Lots of gentle hugs and encouragement,
Pet
Joy, give them this article. It's the most recent research about fibro and the findings explain A LOT about our pain: http://www.redorbit.com/news/health/1112877149/fibromyalgia-tissue-pain-hands-feet-fatigue-061813/. They may still sniff that it's not real so continue to waive this article under their nose each time they say it. And also, suggest that they read all of the comments here. They'll soon get the picture! I do that when my family starts doubting at times or asking why I can't be fixed. They get it after a few tense minutes.
Joy, hate to say it but your daughters really do need that talk because they may well start feeling the same things in a few years time and not know what's up! Hopefully this will never be the case, but you never know and they do need to be forewarned about it. My poor son has been, I bore him with my lecture on the topic constantly.

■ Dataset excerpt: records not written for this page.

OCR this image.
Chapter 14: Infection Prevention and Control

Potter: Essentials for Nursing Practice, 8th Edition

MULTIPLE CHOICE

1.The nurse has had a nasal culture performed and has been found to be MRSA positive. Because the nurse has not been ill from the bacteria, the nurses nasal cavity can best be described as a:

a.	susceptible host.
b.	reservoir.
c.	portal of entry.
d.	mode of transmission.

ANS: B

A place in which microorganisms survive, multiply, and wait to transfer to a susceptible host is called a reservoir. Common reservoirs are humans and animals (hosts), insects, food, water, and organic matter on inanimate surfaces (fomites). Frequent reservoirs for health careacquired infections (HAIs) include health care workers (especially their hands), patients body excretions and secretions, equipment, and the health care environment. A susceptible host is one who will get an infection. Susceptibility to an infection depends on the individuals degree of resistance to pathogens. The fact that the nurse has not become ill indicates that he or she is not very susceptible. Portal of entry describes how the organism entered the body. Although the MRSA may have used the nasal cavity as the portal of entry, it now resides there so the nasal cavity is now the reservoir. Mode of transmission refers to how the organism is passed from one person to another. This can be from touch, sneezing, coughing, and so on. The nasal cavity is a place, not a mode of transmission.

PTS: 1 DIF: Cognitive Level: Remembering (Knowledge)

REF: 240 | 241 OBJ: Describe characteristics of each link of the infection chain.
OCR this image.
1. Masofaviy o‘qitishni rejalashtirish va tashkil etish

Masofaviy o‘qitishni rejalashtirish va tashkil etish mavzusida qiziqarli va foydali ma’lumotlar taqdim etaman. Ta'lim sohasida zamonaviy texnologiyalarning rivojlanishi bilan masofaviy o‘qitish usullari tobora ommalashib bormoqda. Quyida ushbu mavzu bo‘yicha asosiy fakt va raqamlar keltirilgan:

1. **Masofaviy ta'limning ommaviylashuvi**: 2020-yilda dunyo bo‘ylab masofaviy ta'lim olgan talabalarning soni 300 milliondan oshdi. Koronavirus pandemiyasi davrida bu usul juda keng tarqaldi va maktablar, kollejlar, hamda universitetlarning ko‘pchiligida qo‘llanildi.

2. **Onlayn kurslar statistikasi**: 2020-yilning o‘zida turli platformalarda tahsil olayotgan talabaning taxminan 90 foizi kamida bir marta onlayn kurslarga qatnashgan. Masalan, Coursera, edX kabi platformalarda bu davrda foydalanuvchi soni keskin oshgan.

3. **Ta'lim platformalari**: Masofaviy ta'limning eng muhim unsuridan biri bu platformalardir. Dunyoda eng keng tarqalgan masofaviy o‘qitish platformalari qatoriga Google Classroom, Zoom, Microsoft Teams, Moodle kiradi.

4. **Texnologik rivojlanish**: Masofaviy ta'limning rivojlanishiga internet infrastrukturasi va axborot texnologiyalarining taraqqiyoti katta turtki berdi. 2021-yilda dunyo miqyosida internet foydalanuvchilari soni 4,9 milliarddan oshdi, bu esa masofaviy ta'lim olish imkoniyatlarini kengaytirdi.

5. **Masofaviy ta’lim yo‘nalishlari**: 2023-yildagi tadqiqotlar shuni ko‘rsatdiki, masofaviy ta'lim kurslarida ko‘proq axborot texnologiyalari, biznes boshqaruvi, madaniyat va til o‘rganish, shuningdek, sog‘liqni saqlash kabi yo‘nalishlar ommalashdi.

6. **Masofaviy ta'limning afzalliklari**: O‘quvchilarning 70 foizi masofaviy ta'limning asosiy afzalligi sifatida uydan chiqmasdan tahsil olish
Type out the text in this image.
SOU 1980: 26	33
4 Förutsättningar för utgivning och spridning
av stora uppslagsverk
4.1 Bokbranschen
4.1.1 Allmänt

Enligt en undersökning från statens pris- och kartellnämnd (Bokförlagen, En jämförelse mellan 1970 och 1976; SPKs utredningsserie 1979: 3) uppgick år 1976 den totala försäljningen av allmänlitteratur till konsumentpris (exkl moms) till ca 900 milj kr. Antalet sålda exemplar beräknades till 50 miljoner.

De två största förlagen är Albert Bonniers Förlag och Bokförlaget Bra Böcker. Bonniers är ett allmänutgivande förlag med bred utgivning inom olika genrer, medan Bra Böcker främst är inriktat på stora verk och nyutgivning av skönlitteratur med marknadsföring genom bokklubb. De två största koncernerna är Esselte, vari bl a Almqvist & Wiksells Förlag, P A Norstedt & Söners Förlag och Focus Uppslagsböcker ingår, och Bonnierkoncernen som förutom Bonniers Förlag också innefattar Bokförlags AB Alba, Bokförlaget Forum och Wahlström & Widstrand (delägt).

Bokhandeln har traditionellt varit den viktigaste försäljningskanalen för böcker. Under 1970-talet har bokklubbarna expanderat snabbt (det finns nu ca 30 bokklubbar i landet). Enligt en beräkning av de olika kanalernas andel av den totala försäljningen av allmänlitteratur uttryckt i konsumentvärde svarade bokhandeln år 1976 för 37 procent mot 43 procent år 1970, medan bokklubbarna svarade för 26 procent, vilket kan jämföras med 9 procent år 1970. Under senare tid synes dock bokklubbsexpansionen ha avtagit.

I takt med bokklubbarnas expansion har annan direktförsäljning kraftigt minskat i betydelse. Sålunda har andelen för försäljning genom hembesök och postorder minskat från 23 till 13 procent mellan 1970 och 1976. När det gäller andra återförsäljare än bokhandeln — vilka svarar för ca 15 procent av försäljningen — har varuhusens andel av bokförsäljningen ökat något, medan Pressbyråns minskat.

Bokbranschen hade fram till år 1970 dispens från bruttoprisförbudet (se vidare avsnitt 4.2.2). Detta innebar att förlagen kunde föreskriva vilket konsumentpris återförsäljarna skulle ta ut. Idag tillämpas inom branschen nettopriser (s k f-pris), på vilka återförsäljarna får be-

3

You know what? I use those scooter carts now. I felt awful about it at first and then realized that I'd have much more energy left after using it. It helps! And I know JUST what you mean when you mention huge stores like Walmart. Target's another one. I just avoid them anymore if no cart. Target in particular seems endless inside and i feel like I'm trapped in a maze in it due to it's lousy layout.
Joy, it's the men of our generation. They don't shoulder responsibility around the house like younger men do, and thus, don't appreciate the WORK involved and how tired it could make you. I'm sure there are exceptions but that was the way they were raised back then. Younger men are much more empowered about taking responsibility for tasks at home.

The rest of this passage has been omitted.